TL;DR: Peter Thiel has donated $3 million to a group opposing a proposed California wealth tax aimed at billionaires, signaling increased financial backing from affluent Silicon Valley figures against the ballot measure. https://www.nytimes.com/2026/01/11/us/politics/peter-thiel-california-wealth-tax.html #law #tech #legaltech ⚖️ 🤖 #autosum
Thiel Gives $3 Million to Group Seeking to Block California Wealth Tax

More large donations from wealthy Silicon Valley figures are expected as they try to marshal opposition to a proposed ballot measure that would impose a new tax on billionaires.

The New York Times
@rameshgupta @SuffolkLITLab I checked, Brian Thompson of United Healthcare did not have billionaire status.

⬆️ @donhawkins @SuffolkLITLab

>> I checked, Brian Thompson of United Healthcare did not have billionaire status.

I know. Your idea is similar though. Eat just one health care CEO, and the rest will fall in line. They didn’t.

#EatTheRich

@rameshgupta @SuffolkLITLab “similar” is like “close”, and only counts in horseshoes and hand grenades. Corporations replace CEOs like water replaces the space left when you remove your finger from a bucket full of water. Not the same as replacing a Musk or a Thiel. Similar but different.
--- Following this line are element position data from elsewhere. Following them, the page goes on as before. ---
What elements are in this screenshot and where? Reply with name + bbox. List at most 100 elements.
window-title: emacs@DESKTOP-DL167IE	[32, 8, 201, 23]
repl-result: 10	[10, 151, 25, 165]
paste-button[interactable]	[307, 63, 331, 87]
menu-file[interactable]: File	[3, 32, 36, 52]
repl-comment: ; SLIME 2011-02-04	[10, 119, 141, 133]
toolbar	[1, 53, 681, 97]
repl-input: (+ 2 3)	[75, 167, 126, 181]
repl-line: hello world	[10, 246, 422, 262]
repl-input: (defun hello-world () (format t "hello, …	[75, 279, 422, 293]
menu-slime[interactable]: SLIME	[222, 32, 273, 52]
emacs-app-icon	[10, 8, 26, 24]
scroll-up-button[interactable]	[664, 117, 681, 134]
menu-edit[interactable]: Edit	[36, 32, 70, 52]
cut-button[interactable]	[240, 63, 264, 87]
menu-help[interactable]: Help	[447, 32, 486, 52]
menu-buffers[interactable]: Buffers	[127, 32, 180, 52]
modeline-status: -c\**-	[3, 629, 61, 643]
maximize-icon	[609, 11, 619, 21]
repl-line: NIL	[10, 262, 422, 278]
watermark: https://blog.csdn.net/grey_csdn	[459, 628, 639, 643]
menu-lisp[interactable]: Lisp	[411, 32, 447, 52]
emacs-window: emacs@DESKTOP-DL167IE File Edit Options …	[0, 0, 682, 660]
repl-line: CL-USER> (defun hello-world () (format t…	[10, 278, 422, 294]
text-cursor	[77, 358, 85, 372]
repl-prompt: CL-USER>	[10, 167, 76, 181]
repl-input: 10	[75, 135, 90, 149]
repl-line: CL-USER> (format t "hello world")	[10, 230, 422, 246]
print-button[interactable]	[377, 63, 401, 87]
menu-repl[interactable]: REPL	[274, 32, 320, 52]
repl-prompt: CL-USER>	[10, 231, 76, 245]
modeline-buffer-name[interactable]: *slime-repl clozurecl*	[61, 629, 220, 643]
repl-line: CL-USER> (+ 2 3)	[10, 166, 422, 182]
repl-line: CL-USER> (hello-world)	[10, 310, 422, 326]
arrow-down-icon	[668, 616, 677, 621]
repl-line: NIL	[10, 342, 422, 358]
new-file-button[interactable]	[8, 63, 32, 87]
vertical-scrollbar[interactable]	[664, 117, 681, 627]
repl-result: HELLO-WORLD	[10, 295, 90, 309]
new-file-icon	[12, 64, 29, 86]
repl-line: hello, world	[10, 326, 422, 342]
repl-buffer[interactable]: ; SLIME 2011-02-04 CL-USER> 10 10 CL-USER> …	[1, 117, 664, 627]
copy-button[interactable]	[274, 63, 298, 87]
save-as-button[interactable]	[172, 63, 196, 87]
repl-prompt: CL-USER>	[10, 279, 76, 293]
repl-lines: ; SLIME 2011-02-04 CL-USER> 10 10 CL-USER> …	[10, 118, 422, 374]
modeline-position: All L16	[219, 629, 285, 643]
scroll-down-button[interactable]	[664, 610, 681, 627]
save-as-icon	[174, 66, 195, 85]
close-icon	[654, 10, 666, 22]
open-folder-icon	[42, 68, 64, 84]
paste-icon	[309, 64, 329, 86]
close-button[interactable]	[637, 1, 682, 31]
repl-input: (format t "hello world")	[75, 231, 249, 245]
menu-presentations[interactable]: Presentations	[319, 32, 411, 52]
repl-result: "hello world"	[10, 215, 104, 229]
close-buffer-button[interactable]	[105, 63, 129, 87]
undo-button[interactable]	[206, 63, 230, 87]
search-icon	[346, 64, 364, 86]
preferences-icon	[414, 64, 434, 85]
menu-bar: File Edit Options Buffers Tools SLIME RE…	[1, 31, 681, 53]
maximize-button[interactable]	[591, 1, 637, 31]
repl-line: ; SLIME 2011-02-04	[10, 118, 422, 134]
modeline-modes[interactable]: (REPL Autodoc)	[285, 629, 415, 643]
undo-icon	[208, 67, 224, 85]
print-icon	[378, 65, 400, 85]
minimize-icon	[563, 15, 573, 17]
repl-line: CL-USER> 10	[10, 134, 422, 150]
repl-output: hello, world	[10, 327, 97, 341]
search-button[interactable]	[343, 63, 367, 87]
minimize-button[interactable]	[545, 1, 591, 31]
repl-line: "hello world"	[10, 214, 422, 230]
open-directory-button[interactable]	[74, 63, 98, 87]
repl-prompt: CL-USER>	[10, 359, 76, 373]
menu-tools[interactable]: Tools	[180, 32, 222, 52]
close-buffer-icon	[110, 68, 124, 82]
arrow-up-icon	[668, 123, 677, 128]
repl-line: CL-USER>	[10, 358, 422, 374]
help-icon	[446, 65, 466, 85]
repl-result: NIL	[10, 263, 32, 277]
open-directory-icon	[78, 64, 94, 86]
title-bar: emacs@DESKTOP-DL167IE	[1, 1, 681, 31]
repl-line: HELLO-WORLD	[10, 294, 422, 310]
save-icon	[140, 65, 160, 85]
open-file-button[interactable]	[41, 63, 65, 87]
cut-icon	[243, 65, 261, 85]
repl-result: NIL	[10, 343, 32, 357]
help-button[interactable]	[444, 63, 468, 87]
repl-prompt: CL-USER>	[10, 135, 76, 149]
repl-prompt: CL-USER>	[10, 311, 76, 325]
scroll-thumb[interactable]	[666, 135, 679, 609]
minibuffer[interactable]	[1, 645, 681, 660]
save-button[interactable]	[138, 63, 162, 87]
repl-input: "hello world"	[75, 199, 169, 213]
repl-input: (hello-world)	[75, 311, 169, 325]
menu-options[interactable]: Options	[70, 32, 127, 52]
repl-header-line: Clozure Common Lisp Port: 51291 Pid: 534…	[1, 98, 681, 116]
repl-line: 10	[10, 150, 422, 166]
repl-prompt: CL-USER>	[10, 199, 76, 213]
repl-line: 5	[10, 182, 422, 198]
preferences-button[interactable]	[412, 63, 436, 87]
⬆️ @donhawkins @SuffolkLITLab

CEOs are CEOs until they aren’t. Billionaires are billionaires until they aren’t.

Thanks for your insight, but no need to get pedantic. The concept is the same in both cases, viz, get rid of one in a representative sample, and the rest will fall in line.

Seductive as the argument is, it is not borne out by empirical evidence. May be the billionaire case will be the exception that proves your point.

@rameshgupta @SuffolkLITLab It is clear how the CEO & Billionaire examples diverge. But hey, you be you.